3.11.2007

american invasion

I have another thought to share from The Promised Land.

Immigration to Western Canada was planned, purposely and methodically, by the federal government, both to create farms to feed the East, and to increase the market for Eastern-made goods. Immigrants were lured to Canada with the promise of freedom: free land, and freedom from the semi-feudal system that was still entrenched in Europe. The settlers came mostly from Eastern Europe, Sweden, Germany, and Britain.

They also came from the US - where land was extremely expensive and trade was controlled by monopolies - in droves. In the early part of the 20th Century there was "an American invasion" that helped shape Western Canada. Americans, with their money, their optimism and their industriousness, were very welcome in Western Canada (as long as they were white).
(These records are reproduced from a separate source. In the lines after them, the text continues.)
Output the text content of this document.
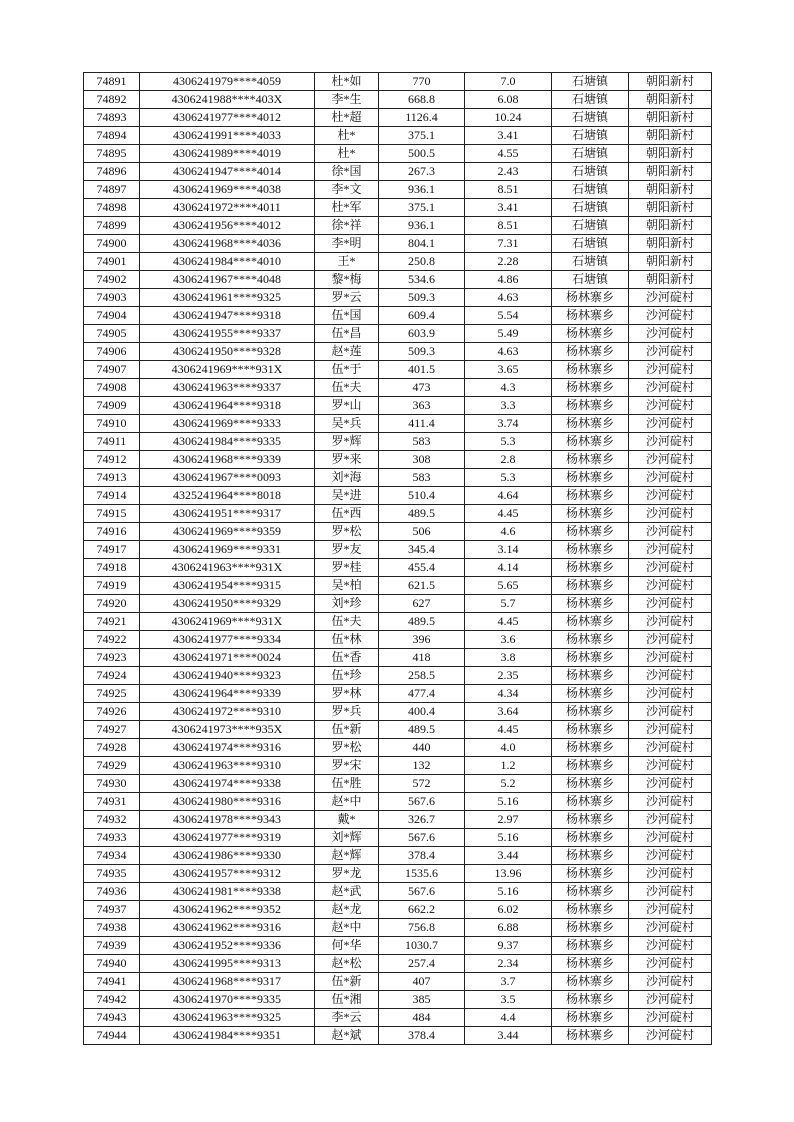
74891	4306241979****4059	杜*如	770	7.0	石塘镇	朝阳新村
74892	4306241988****403X	李*生	668.8	6.08	石塘镇	朝阳新村
74893	4306241977****4012	杜*超	1126.4	10.24	石塘镇	朝阳新村
74894	4306241991****4033	杜*	375.1	3.41	石塘镇	朝阳新村
74895	4306241989****4019	杜*	500.5	4.55	石塘镇	朝阳新村
74896	4306241947****4014	徐*国	267.3	2.43	石塘镇	朝阳新村
74897	4306241969****4038	李*文	936.1	8.51	石塘镇	朝阳新村
74898	4306241972****4011	杜*军	375.1	3.41	石塘镇	朝阳新村
74899	4306241956****4012	徐*祥	936.1	8.51	石塘镇	朝阳新村
74900	4306241968****4036	李*明	804.1	7.31	石塘镇	朝阳新村
74901	4306241984****4010	王*	250.8	2.28	石塘镇	朝阳新村
74902	4306241967****4048	黎*梅	534.6	4.86	石塘镇	朝阳新村
74903	4306241961****9325	罗*云	509.3	4.63	杨林寨乡	沙河碇村
74904	4306241947****9318	伍*国	609.4	5.54	杨林寨乡	沙河碇村
74905	4306241955****9337	伍*昌	603.9	5.49	杨林寨乡	沙河碇村
74906	4306241950****9328	赵*莲	509.3	4.63	杨林寨乡	沙河碇村
74907	4306241969****931X	伍*于	401.5	3.65	杨林寨乡	沙河碇村
74908	4306241963****9337	伍*夫	473	4.3	杨林寨乡	沙河碇村
74909	4306241964****9318	罗*山	363	3.3	杨林寨乡	沙河碇村
74910	4306241969****9333	吴*兵	411.4	3.74	杨林寨乡	沙河碇村
74911	4306241984****9335	罗*辉	583	5.3	杨林寨乡	沙河碇村
74912	4306241968****9339	罗*来	308	2.8	杨林寨乡	沙河碇村
74913	4306241967****0093	刘*海	583	5.3	杨林寨乡	沙河碇村
74914	4325241964****8018	吴*进	510.4	4.64	杨林寨乡	沙河碇村
74915	4306241951****9317	伍*西	489.5	4.45	杨林寨乡	沙河碇村
74916	4306241969****9359	罗*松	506	4.6	杨林寨乡	沙河碇村
74917	4306241969****9331	罗*友	345.4	3.14	杨林寨乡	沙河碇村
74918	4306241963****931X	罗*桂	455.4	4.14	杨林寨乡	沙河碇村
74919	4306241954****9315	吴*柏	621.5	5.65	杨林寨乡	沙河碇村
74920	4306241950****9329	刘*珍	627	5.7	杨林寨乡	沙河碇村
74921	4306241969****931X	伍*夫	489.5	4.45	杨林寨乡	沙河碇村
74922	4306241977****9334	伍*林	396	3.6	杨林寨乡	沙河碇村
74923	4306241971****0024	伍*香	418	3.8	杨林寨乡	沙河碇村
74924	4306241940****9323	伍*珍	258.5	2.35	杨林寨乡	沙河碇村
74925	4306241964****9339	罗*林	477.4	4.34	杨林寨乡	沙河碇村
74926	4306241972****9310	罗*兵	400.4	3.64	杨林寨乡	沙河碇村
74927	4306241973****935X	伍*新	489.5	4.45	杨林寨乡	沙河碇村
74928	4306241974****9316	罗*松	440	4.0	杨林寨乡	沙河碇村
74929	4306241963****9310	罗*宋	132	1.2	杨林寨乡	沙河碇村
74930	4306241974****9338	伍*胜	572	5.2	杨林寨乡	沙河碇村
74931	4306241980****9316	赵*中	567.6	5.16	杨林寨乡	沙河碇村
74932	4306241978****9343	戴*	326.7	2.97	杨林寨乡	沙河碇村
74933	4306241977****9319	刘*辉	567.6	5.16	杨林寨乡	沙河碇村
74934	4306241986****9330	赵*辉	378.4	3.44	杨林寨乡	沙河碇村
74935	4306241957****9312	罗*龙	1535.6	13.96	杨林寨乡	沙河碇村
74936	4306241981****9338	赵*武	567.6	5.16	杨林寨乡	沙河碇村
74937	4306241962****9352	赵*龙	662.2	6.02	杨林寨乡	沙河碇村
74938	4306241962****9316	赵*中	756.8	6.88	杨林寨乡	沙河碇村
74939	4306241952****9336	何*华	1030.7	9.37	杨林寨乡	沙河碇村
74940	4306241995****9313	赵*松	257.4	2.34	杨林寨乡	沙河碇村
74941	4306241968****9317	伍*新	407	3.7	杨林寨乡	沙河碇村
74942	4306241970****9335	伍*湘	385	3.5	杨林寨乡	沙河碇村
74943	4306241963****9325	李*云	484	4.4	杨林寨乡	沙河碇村
74944	4306241984****9351	赵*斌	378.4	3.44	杨林寨乡	沙河碇村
There was, of course, the usual fears of annexation, but not necessarily among Canadians.
The American invasion caused considerable soul searching on both sides of the Atlantic. What would be the result of all this influx? It was certainly changing the West; would it change Canada? Would the nation become "Americanized", or, worse still, would it become part of the United States? Many Americans thought so. Would the American presence mean a loosening of Imperial bonds? Many Britons believed it would. Or would the West become a separate nation, neither British nor American? The American frontier novelist James Oliver Curwood was convinced of that. "A new nation," he declared, "will be born in the West, formed of the very flesh and blood of the United States." As Curwood noted in Alberta, "every town is hustling with American spirit" and former Americans were entering politics, becoming reeves and councillors in Alberta communities.
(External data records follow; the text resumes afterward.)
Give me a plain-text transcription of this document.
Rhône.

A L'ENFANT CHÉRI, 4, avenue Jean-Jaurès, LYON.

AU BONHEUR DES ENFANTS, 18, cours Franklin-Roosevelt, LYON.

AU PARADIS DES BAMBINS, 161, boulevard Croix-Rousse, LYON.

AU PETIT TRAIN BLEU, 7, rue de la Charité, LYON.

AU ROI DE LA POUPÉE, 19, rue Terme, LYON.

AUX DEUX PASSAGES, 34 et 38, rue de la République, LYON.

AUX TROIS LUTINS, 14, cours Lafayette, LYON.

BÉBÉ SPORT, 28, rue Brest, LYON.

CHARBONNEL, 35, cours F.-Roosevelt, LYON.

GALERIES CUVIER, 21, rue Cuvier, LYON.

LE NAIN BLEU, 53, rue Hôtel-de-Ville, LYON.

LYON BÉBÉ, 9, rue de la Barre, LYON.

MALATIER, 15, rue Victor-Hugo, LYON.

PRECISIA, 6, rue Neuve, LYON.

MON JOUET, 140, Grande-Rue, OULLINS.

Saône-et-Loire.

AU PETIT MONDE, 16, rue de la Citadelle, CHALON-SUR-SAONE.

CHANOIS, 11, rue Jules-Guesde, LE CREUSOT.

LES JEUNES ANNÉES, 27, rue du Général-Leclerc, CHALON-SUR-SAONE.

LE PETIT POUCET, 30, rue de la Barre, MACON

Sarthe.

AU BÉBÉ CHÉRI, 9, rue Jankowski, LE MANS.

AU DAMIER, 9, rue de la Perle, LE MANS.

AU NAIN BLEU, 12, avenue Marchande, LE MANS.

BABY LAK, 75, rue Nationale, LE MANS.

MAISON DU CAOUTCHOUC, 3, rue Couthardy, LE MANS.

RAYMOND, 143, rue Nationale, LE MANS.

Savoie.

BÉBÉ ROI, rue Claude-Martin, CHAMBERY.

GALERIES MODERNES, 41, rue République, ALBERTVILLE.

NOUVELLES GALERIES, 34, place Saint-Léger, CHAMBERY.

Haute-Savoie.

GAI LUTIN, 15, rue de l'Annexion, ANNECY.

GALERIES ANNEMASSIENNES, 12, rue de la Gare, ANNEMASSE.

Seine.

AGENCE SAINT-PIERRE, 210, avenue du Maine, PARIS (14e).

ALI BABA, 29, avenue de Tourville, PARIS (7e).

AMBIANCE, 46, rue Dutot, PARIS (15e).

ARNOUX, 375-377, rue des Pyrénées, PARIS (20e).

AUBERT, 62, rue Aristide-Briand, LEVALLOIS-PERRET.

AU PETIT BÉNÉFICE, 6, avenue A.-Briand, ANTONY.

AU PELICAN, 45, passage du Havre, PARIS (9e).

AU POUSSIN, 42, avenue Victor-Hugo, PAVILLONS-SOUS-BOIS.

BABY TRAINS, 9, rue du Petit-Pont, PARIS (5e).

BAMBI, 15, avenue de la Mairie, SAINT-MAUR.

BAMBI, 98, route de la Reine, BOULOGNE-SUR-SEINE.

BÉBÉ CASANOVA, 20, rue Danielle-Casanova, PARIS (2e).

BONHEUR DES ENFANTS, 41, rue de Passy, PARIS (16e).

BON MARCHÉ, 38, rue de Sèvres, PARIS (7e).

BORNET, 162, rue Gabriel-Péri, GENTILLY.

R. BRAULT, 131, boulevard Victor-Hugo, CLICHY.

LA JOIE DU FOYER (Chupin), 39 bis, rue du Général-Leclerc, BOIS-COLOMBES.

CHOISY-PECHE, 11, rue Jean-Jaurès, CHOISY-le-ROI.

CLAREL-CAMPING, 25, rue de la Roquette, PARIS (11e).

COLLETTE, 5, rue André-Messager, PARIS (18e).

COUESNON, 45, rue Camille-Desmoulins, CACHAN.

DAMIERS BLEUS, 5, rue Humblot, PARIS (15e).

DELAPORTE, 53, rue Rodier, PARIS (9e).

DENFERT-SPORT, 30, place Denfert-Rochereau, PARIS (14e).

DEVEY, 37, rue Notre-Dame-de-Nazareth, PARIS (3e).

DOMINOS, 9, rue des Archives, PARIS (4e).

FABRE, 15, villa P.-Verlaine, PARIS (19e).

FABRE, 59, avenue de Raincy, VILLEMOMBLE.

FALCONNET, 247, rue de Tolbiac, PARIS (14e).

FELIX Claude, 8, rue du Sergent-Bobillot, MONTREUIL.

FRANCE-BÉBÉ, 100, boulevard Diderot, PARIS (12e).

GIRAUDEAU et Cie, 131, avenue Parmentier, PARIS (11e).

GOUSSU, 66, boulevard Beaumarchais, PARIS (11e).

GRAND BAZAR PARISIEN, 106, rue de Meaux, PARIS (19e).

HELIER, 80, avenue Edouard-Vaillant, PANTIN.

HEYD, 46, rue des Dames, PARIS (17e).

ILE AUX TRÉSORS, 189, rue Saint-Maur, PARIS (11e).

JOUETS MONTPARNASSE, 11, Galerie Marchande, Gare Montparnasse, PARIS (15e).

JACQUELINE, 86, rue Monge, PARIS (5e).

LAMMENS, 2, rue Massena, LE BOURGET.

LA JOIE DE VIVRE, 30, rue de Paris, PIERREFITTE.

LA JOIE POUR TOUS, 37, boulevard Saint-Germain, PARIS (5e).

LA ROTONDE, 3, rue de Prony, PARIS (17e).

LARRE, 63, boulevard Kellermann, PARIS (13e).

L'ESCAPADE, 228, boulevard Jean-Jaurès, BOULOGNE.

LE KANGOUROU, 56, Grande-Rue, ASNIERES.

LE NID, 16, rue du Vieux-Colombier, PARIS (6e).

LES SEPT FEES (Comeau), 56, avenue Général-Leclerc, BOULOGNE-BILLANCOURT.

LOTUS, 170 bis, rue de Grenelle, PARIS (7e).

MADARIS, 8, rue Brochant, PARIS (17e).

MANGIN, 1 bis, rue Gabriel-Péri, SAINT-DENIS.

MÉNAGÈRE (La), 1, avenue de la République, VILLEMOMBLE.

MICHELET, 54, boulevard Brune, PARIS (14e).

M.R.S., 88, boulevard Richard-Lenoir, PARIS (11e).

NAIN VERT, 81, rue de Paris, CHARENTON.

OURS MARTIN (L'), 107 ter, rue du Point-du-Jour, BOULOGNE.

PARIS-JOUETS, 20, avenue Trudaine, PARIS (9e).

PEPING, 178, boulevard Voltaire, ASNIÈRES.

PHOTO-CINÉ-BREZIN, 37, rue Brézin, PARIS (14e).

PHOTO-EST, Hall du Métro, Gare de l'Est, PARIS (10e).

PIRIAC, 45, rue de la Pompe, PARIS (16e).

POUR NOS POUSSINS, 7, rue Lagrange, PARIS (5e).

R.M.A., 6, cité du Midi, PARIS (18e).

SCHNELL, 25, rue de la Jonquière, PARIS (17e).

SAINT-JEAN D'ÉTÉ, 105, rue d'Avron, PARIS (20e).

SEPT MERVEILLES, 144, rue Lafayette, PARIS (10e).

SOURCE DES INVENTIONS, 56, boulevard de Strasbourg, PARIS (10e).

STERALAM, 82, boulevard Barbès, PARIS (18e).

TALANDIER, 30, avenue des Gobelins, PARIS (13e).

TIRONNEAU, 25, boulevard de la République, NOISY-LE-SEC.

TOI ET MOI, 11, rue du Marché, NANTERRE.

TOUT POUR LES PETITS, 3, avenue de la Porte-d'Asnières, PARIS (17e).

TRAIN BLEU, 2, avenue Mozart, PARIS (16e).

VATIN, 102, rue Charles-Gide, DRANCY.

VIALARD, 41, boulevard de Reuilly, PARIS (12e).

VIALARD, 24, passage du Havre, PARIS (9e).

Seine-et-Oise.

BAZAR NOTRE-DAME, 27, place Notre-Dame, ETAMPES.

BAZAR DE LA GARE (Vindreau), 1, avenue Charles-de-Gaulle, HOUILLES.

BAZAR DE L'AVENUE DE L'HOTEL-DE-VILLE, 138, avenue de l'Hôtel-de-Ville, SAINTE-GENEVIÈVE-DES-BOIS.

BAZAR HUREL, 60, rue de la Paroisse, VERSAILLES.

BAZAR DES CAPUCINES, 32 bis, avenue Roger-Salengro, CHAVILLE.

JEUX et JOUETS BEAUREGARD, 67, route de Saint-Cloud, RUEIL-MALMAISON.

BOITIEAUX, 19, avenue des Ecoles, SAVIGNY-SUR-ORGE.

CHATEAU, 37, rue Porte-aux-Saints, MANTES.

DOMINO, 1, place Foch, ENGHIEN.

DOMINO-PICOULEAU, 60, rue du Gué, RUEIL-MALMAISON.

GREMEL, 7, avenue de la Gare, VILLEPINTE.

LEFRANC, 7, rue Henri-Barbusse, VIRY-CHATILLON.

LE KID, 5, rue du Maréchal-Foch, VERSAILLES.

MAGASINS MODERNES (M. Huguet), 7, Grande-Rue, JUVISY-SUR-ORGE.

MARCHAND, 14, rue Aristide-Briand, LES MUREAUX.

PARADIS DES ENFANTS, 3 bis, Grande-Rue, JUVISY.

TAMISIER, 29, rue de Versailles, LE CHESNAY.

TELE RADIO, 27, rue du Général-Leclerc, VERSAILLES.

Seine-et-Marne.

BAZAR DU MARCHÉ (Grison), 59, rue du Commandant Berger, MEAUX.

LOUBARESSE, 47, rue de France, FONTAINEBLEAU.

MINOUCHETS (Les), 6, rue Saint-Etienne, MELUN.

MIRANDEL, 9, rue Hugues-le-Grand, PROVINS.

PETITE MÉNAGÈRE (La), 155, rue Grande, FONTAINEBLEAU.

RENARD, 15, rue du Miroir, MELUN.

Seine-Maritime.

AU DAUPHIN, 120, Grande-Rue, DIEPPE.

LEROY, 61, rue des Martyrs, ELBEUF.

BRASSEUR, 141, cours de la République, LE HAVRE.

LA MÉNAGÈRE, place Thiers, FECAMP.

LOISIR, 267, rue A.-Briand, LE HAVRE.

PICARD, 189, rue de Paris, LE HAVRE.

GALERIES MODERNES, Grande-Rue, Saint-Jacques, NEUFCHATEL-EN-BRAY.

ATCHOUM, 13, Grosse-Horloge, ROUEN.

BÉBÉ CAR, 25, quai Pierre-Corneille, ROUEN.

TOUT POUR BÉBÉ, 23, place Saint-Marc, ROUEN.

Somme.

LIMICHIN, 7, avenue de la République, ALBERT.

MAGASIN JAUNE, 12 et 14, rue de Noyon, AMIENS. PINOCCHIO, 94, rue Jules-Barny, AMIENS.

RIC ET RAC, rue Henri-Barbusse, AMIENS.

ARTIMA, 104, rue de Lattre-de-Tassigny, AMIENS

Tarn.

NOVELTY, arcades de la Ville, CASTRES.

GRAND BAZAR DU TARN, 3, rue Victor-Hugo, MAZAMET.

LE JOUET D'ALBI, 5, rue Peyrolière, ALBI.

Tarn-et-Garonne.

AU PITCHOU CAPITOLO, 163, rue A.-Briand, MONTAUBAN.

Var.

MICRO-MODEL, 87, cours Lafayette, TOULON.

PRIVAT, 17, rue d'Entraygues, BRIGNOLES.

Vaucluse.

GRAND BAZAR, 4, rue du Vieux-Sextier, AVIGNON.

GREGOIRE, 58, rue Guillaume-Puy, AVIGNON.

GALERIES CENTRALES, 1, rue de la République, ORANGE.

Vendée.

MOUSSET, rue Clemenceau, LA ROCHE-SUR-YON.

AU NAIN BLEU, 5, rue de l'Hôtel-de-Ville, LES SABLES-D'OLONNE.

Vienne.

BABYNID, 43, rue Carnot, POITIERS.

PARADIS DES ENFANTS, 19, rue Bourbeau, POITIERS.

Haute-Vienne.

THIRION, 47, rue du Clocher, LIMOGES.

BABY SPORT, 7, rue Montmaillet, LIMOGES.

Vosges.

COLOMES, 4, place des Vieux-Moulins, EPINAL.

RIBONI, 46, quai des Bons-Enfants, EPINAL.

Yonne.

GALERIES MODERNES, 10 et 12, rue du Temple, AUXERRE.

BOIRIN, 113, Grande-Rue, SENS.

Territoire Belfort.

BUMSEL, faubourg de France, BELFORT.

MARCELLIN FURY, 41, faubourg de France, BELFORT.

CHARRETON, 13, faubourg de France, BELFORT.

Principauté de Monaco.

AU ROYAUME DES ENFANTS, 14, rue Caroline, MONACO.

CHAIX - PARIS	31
The general attitude south of the border was that the [Canadian] West would soon be part of the United States. The Saturday Evening Post referred to Alberta as "the Yankee province." Such Eastern papers as the Brooklyn Eagle, the New York Post, and the Detroit Journal were convinced that annexation was inevitable. Western American politicians echoed these sentiments. Senator Moses E. Clapp of Minnesota thought the union would come as the result of assimilation. Marsh Murdock, the powerful Republican congressman from Kansas, was for outright capture. The Governor of North Carolina predicted a struggle that would result in "one great republic under the government of what is now the United States."

Such a possibility failed to raise the hackles of Canadians, giddy from the prosperity the Americans were bringing. [Influential newspaper editor] John Dafoe said he "saw no sign that Westerners viewed the invasion with any feeling
of dread". Frederick Haultain, the Premier of the North West Territories, agreed that there was no political danger in the influx. The Toronto Globe was worried at first: five out of eight Alberta newspapers were edited by former Americans. It sent a reporter out, west only to be told that the editorial ideas expressed were no different from those of other Canadian newspapers.

The Americans in the West, in fact, turned out to be among the most enthusiastic Canadians. "It is the Americans rather than the Canadians who show jealousy at the flocking in of people of other nationalities and raise the cry of 'Canada for the Canadians'," the national president of the British Brotherhood Movement discovered during a trip to Canada. Those Americans who were not European-born or ex-Canadians were, in the words of Dr. Peter Bryce, chief medical inspector for the Immigration Department, "accidental" rather than "essential" Americans. This type of American, Bryce explained, "came to the [American] West for bread, and not for liberty; he will come north into Canada for bread, regardless of national flag or tradition."

It was the British in Canada and the British press in the mother country who worried about the effects of the American invasion. British periodicals and newspapers were concerned about the dilution British blood in Western Canada, the "loosening of ties," as a writer in the Fortnightly Review called it. The Americans might make good Canadians, he wrote, but would they become loyal subjects of the Empire?